La crise humanitaire que traversent les déplacés de guerre à Kasindi, en territoire de Beni (Nord-Kivu), continue de susciter de vives inquiétudes. Un appel pressant est lancé en faveur d’une assistance urgente à ces populations vulnérables. Ce plaidoyer est porté par Aimé Mukanda Mbusa, notable et défenseur des droits humains, également porte-parole du comité des déplacés de guerre. Il s’est exprimé ce jeudi 9 avril 2026.
Selon notre source, se référant aux données de l’organisation sans but lucratif Mission de compassion aux opprimés et aux vulnérables (MCOV), près de 15 000 déplacés de guerre ont été enregistrés dans la région de Kasindi. Parmi eux, environ 5 000 femmes et 1 700 enfants vivent dans des conditions particulièrement difficiles au sein de familles d’accueil.
Ces déplacés sont répartis dans quatre aires de santé, notamment Kangahuka, Lubiriha, Kasindi et la zone frontalière.
Malgré les alertes répétées depuis la dernière vague de déplacements survenue en février 2025, la réponse humanitaire reste en deçà des besoins réels observés sur le terrain.
« L’absence prolongée d’assistance aggrave, jour après jour, la souffrance de ces populations déjà traumatisées par la guerre et les déplacements forcés », a déclaré Aimé Mukanda Mbusa.
Face à cette situation, il appelle les autorités à prendre des mesures urgentes et concrètes afin de renforcer la réponse humanitaire, mobiliser les partenaires et garantir une assistance coordonnée, régulière et adaptée aux besoins prioritaires des populations affectées.
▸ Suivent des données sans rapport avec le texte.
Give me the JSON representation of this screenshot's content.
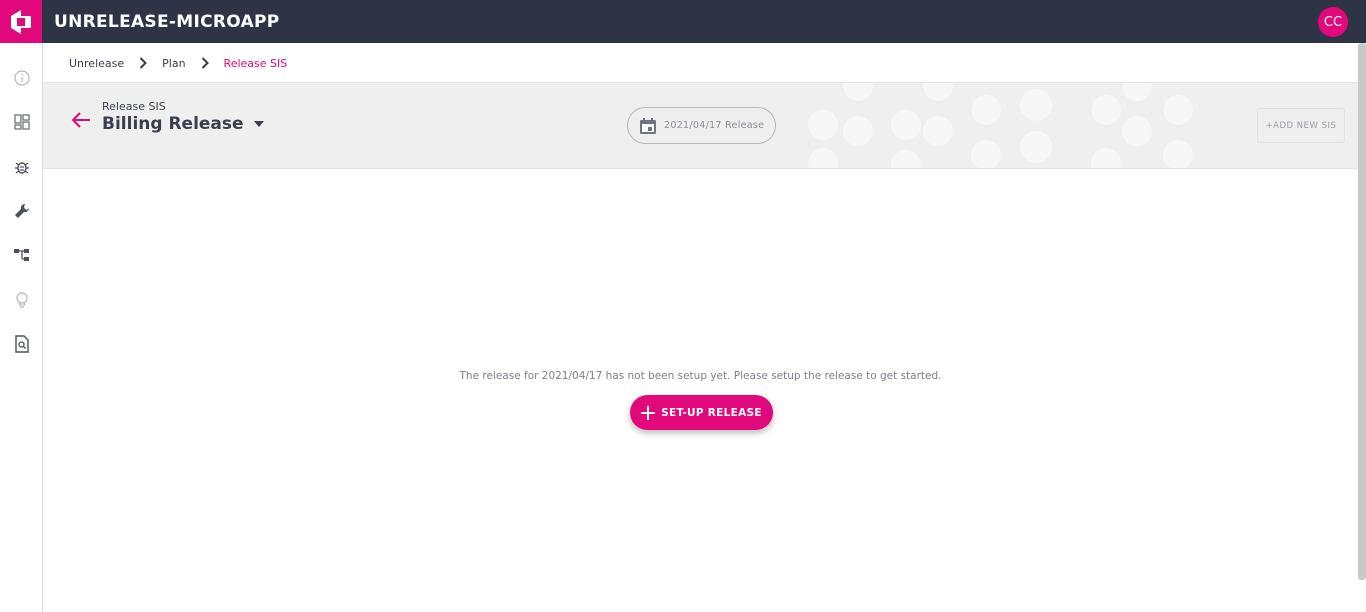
{
  "app": {
    "title": "UNRELEASE-MICROAPP",
    "avatar_initials": "CC",
    "accent": "#e0087a",
    "topbar_color": "#2e3445"
  },
  "sidebar": {
    "items": [
      {
        "icon": "info-icon"
      },
      {
        "icon": "dashboard-icon"
      },
      {
        "icon": "bug-icon"
      },
      {
        "icon": "wrench-icon"
      },
      {
        "icon": "hierarchy-icon"
      },
      {
        "icon": "lightbulb-icon"
      },
      {
        "icon": "document-search-icon"
      }
    ]
  },
  "breadcrumb": {
    "items": [
      "Unrelease",
      "Plan",
      "Release SIS"
    ]
  },
  "header": {
    "subtitle": "Release SIS",
    "title": "Billing Release",
    "date_label": "2021/04/17 Release",
    "add_button": "+ADD NEW SIS"
  },
  "main": {
    "empty_message": "The release for 2021/04/17 has not been setup yet. Please setup the release to get started.",
    "setup_button": "SET-UP RELEASE"
  }
}
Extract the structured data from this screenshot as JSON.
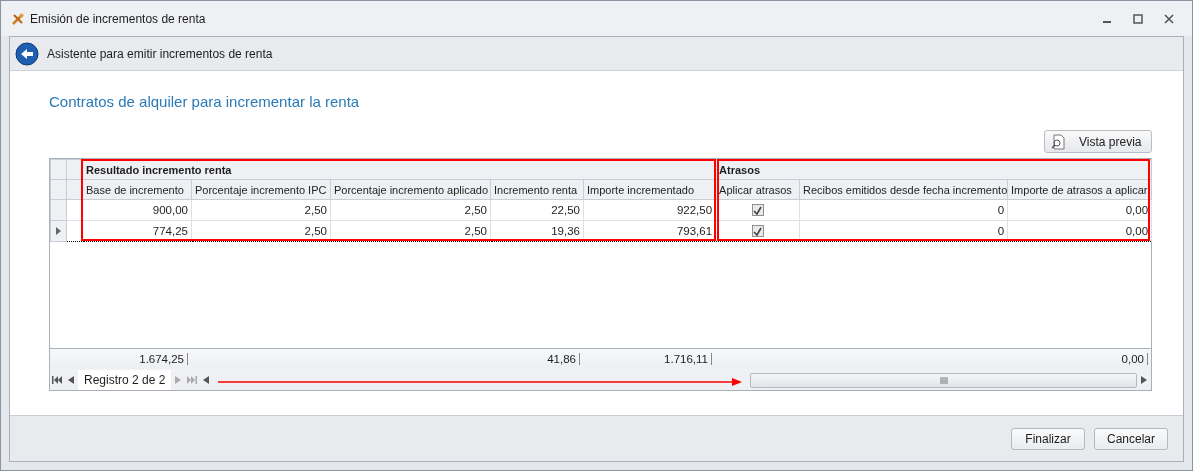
{
  "window": {
    "title": "Emisión de incrementos de renta"
  },
  "wizard": {
    "title": "Asistente para emitir incrementos de renta"
  },
  "page_title": "Contratos de alquiler para incrementar la renta",
  "preview_button": "Vista previa",
  "table": {
    "bands": [
      {
        "label": "Resultado incremento renta",
        "columns": [
          {
            "label": "Base de incremento",
            "kind": "number",
            "total": "1.674,25"
          },
          {
            "label": "Porcentaje incremento IPC",
            "kind": "number"
          },
          {
            "label": "Porcentaje incremento aplicado",
            "kind": "number"
          },
          {
            "label": "Incremento renta",
            "kind": "number",
            "total": "41,86"
          },
          {
            "label": "Importe incrementado",
            "kind": "number",
            "total": "1.716,11"
          }
        ]
      },
      {
        "label": "Atrasos",
        "columns": [
          {
            "label": "Aplicar atrasos",
            "kind": "check"
          },
          {
            "label": "Recibos emitidos desde fecha incremento",
            "kind": "number"
          },
          {
            "label": "Importe de atrasos a aplicar",
            "kind": "number",
            "total": "0,00"
          }
        ]
      }
    ],
    "rows": [
      {
        "selected": false,
        "cells": [
          "900,00",
          "2,50",
          "2,50",
          "22,50",
          "922,50",
          true,
          "0",
          "0,00"
        ]
      },
      {
        "selected": true,
        "cells": [
          "774,25",
          "2,50",
          "2,50",
          "19,36",
          "793,61",
          true,
          "0",
          "0,00"
        ]
      }
    ]
  },
  "navigator": {
    "record": "Registro 2 de 2"
  },
  "buttons": [
    "Finalizar",
    "Cancelar"
  ]
}
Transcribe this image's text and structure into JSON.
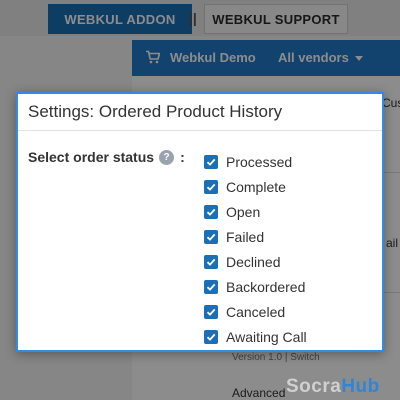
{
  "topbar": {
    "addon_label": "WEBKUL ADDON",
    "separator": "||",
    "support_label": "WEBKUL SUPPORT"
  },
  "navbar": {
    "store_name": "Webkul Demo",
    "vendors_label": "All vendors"
  },
  "background": {
    "frag_cus": "Cus",
    "frag_ail": "ail",
    "frag_version": "Version 1.0 | Switch",
    "frag_advanced": "Advanced"
  },
  "modal": {
    "title": "Settings: Ordered Product History",
    "field_label": "Select order status",
    "help_icon_glyph": "?",
    "colon": ":",
    "statuses": [
      {
        "label": "Processed",
        "checked": true
      },
      {
        "label": "Complete",
        "checked": true
      },
      {
        "label": "Open",
        "checked": true
      },
      {
        "label": "Failed",
        "checked": true
      },
      {
        "label": "Declined",
        "checked": true
      },
      {
        "label": "Backordered",
        "checked": true
      },
      {
        "label": "Canceled",
        "checked": true
      },
      {
        "label": "Awaiting Call",
        "checked": true
      }
    ]
  },
  "watermark": {
    "part_a": "Socra",
    "part_b": "Hub"
  },
  "colors": {
    "accent": "#1a6fb6",
    "modal_border": "#2f8be6",
    "navbar": "#1f7ac9"
  },
  "icons": {
    "cart": "cart-icon",
    "caret": "chevron-down-icon",
    "help": "question-icon",
    "checkbox": "checkmark-icon"
  }
}
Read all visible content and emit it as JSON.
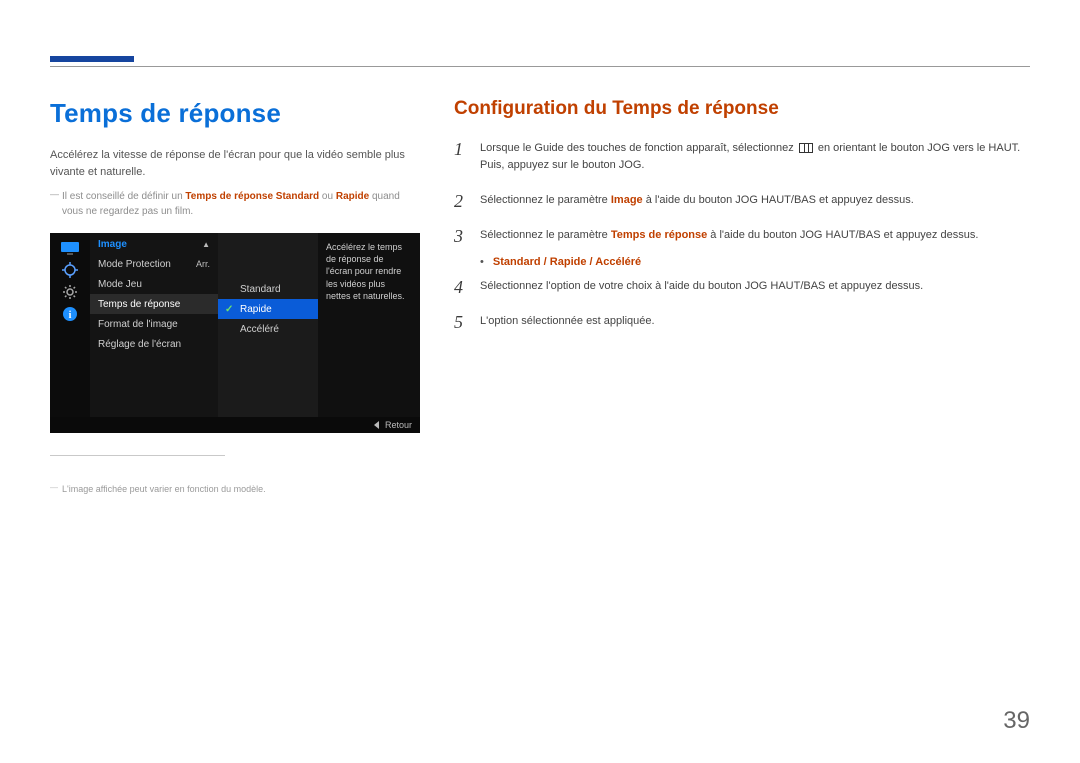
{
  "page_number": "39",
  "left": {
    "heading": "Temps de réponse",
    "intro": "Accélérez la vitesse de réponse de l'écran pour que la vidéo semble plus vivante et naturelle.",
    "note_pre": "Il est conseillé de définir un ",
    "note_em": "Temps de réponse Standard",
    "note_mid": " ou ",
    "note_em2": "Rapide",
    "note_post": " quand vous ne regardez pas un film.",
    "footnote": "L'image affichée peut varier en fonction du modèle."
  },
  "osd": {
    "menu_title": "Image",
    "items": [
      {
        "label": "Mode Protection",
        "value": "Arr."
      },
      {
        "label": "Mode Jeu",
        "value": ""
      },
      {
        "label": "Temps de réponse",
        "value": ""
      },
      {
        "label": "Format de l'image",
        "value": ""
      },
      {
        "label": "Réglage de l'écran",
        "value": ""
      }
    ],
    "options": [
      "Standard",
      "Rapide",
      "Accéléré"
    ],
    "selected_option_index": 1,
    "highlighted_item_index": 2,
    "desc": "Accélérez le temps de réponse de l'écran pour rendre les vidéos plus nettes et naturelles.",
    "footer": "Retour"
  },
  "right": {
    "heading": "Configuration du Temps de réponse",
    "step1_a": "Lorsque le Guide des touches de fonction apparaît, sélectionnez ",
    "step1_b": " en orientant le bouton JOG vers le HAUT. Puis, appuyez sur le bouton JOG.",
    "step2_a": "Sélectionnez le paramètre ",
    "step2_em": "Image",
    "step2_b": " à l'aide du bouton JOG HAUT/BAS et appuyez dessus.",
    "step3_a": "Sélectionnez le paramètre ",
    "step3_em": "Temps de réponse",
    "step3_b": " à l'aide du bouton JOG HAUT/BAS et appuyez dessus.",
    "options_line": {
      "a": "Standard",
      "b": "Rapide",
      "c": "Accéléré"
    },
    "step4": "Sélectionnez l'option de votre choix à l'aide du bouton JOG HAUT/BAS et appuyez dessus.",
    "step5": "L'option sélectionnée est appliquée."
  }
}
Il invite également la communauté internationale, notamment le Conseil de sécurité des Nations unies, à s’impliquer davantage pour mettre fin aux violences et sanctionner les auteurs de violations des droits humains.
Au-delà de Kasindi, la crise humanitaire touche l’ensemble de la province du Nord-Kivu, où plus d’un million de déplacés de guerre vivraient dans des conditions précaires.
Des interrogations persistent quant à l’efficacité du couloir humanitaire. Les acteurs locaux se demandent s’il faut attendre la réouverture de l’aéroport de Goma pour que l’aide humanitaire parvienne aux populations victimes de cette guerre.
Par ailleurs, ils dénoncent une gestion jugée inéquitable des ressources générées par la douane de Kasindi, considérée comme le troisième poste frontalier du pays en termes de recettes. Selon eux, ces ressources ne profiteraient pas suffisamment aux populations locales, y compris aux déplacés.
La situation des femmes déplacées demeure particulièrement préoccupante, plusieurs d’entre elles étant exposées à des risques sanitaires accrus.Face à cette urgence humanitaire, des voix s’élèvent pour exiger une intervention rapide et efficace en faveur des déplacés de Kasindi et de ses environs.
Notons que la situation d’insécurité persistante dans la partie orientale de la République démocratique du Congo contraint, depuis plusieurs années, de nombreuses familles à fuir leurs domiciles pour se réfugier dans des zones jugées plus sûres.